Graphic sex entered mainstream romance through Fifty Shades of Grey—the best-selling romance novel of all time by a wide margin. Much of its initial reputation centered on graphic sex scenes and depictions of BDSM. The unprecedented success, coupled with broader cultural tolerance for explicit content, helped usher risqué material into the mainstream.
Smut, Reclaimed
"Smut" is a tongue-in-cheek term embraced by romance readers to describe stories with explicit emphasis on sexual content. The moniker becomes playful when combined with subgenres: fae smut, werewolf smut, hockey smut. Daniel Parris notes, "Nearly 200,000 people per month are attempting to unpack what 'smut' means in relation to this emergent wave of stories."
Once a word describing soil-feeding fungi, smut has been reclaimed as a term of endearment.
The Superhero Fatigue Blueprint
Comic-Con drew roughly 200 attendees in 170. By 2019, it capped attendance at 135,000. Comics evolved from dedicated niche into the entertainment industry's most valuable source material. Then Marvel's cultural dominance began to waver, undercut by full absorption into the mainstream and subsequent commercial fatigue.
Daniel Parris writes, "If these stories had finally reached a laggard like me, how much longer could they sustain their cultural dominance?"

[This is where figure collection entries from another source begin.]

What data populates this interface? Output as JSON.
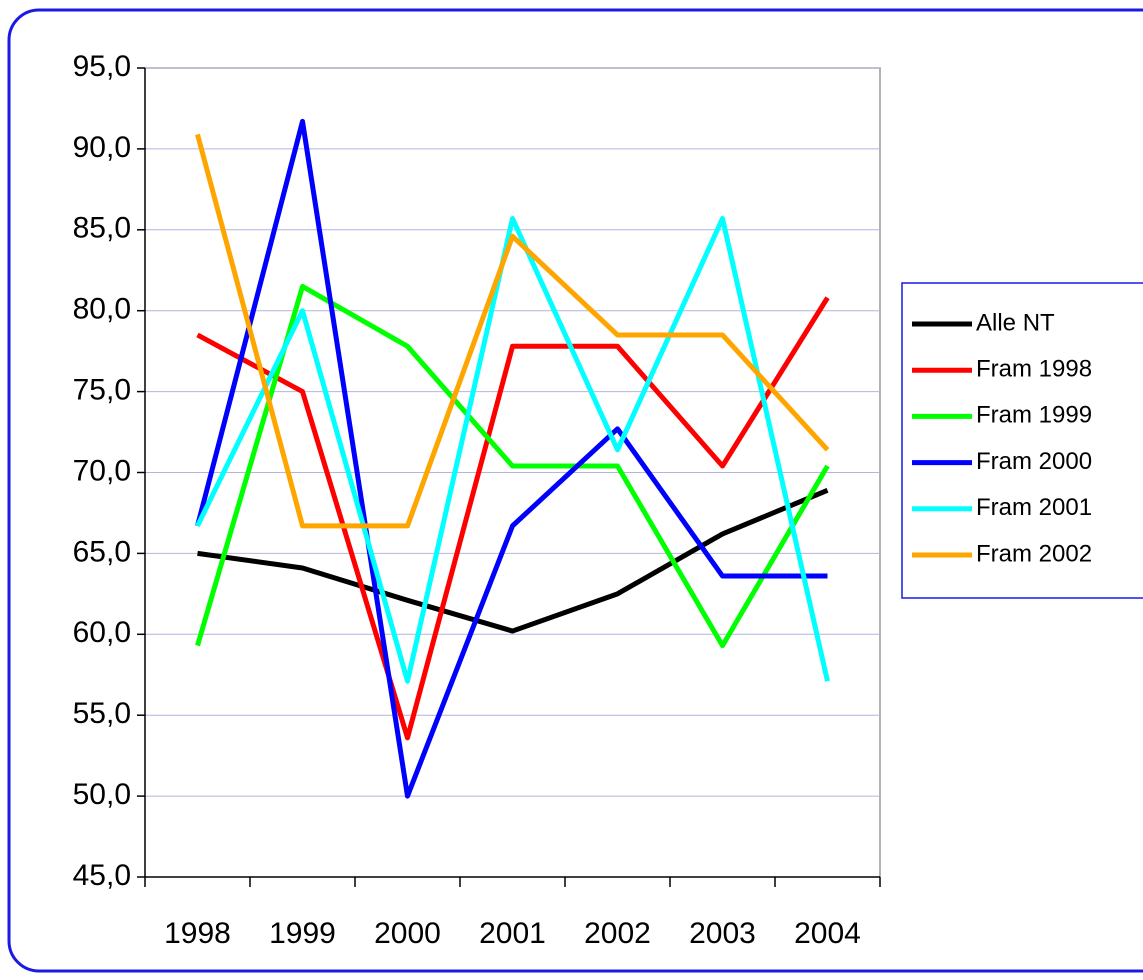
{
  "chart_data": {
    "type": "line",
    "categories": [
      "1998",
      "1999",
      "2000",
      "2001",
      "2002",
      "2003",
      "2004"
    ],
    "series": [
      {
        "name": "Alle NT",
        "color": "#000000",
        "values": [
          65.0,
          64.1,
          62.1,
          60.2,
          62.5,
          66.2,
          68.9
        ]
      },
      {
        "name": "Fram 1998",
        "color": "#ff0000",
        "values": [
          78.5,
          75.0,
          53.6,
          77.8,
          77.8,
          70.4,
          80.8
        ]
      },
      {
        "name": "Fram 1999",
        "color": "#00ff00",
        "values": [
          59.3,
          81.5,
          77.8,
          70.4,
          70.4,
          59.3,
          70.4
        ]
      },
      {
        "name": "Fram 2000",
        "color": "#0000ff",
        "values": [
          66.7,
          91.7,
          50.0,
          66.7,
          72.7,
          63.6,
          63.6
        ]
      },
      {
        "name": "Fram 2001",
        "color": "#00ffff",
        "values": [
          66.7,
          80.0,
          57.1,
          85.7,
          71.4,
          85.7,
          57.1
        ]
      },
      {
        "name": "Fram 2002",
        "color": "#ffa500",
        "values": [
          90.9,
          66.7,
          66.7,
          84.6,
          78.5,
          78.5,
          71.4
        ]
      }
    ],
    "ylim": [
      45,
      95
    ],
    "yticks": [
      {
        "value": 45,
        "label": "45,0"
      },
      {
        "value": 50,
        "label": "50,0"
      },
      {
        "value": 55,
        "label": "55,0"
      },
      {
        "value": 60,
        "label": "60,0"
      },
      {
        "value": 65,
        "label": "65,0"
      },
      {
        "value": 70,
        "label": "70,0"
      },
      {
        "value": 75,
        "label": "75,0"
      },
      {
        "value": 80,
        "label": "80,0"
      },
      {
        "value": 85,
        "label": "85,0"
      },
      {
        "value": 90,
        "label": "90,0"
      },
      {
        "value": 95,
        "label": "95,0"
      }
    ],
    "grid": true,
    "legend": "right"
  }
}
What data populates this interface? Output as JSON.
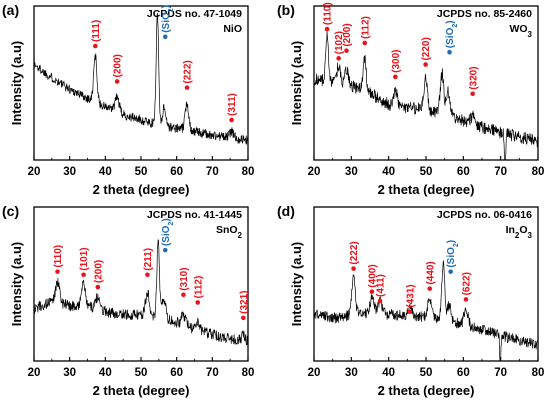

He sees the same pattern approaching romance. Heated Rivalry—an adaptation of hockey smut—signals the genre's mainstream ascension. Like comic books, romance novels date back to the 19th century. Wuthering Heights receives a big-screen adaptation soon. What is new is the genre's mainstream ascension, driven by sociocultural shifts that pushed romance far beyond its traditional audience.
Critics might note that commercial saturation threatens creative diversity—the very tropes that make romance commercially reliable may also exhaust audiences. The Alaskan witch lawsuit is not farce but signal: a market so crowded that "unoriginal by accident" becomes plausible legal defense.
Bottom Line
Romance's conquest of publishing and Hollywood follows the culture industry's familiar cycle: discovery, overexposure, discard. The genre's grip on popular culture is stronger than ever—but its commercial saturation has weaponized imitation in court. Whether the industry that produces these stories will allow them to thrive remains open.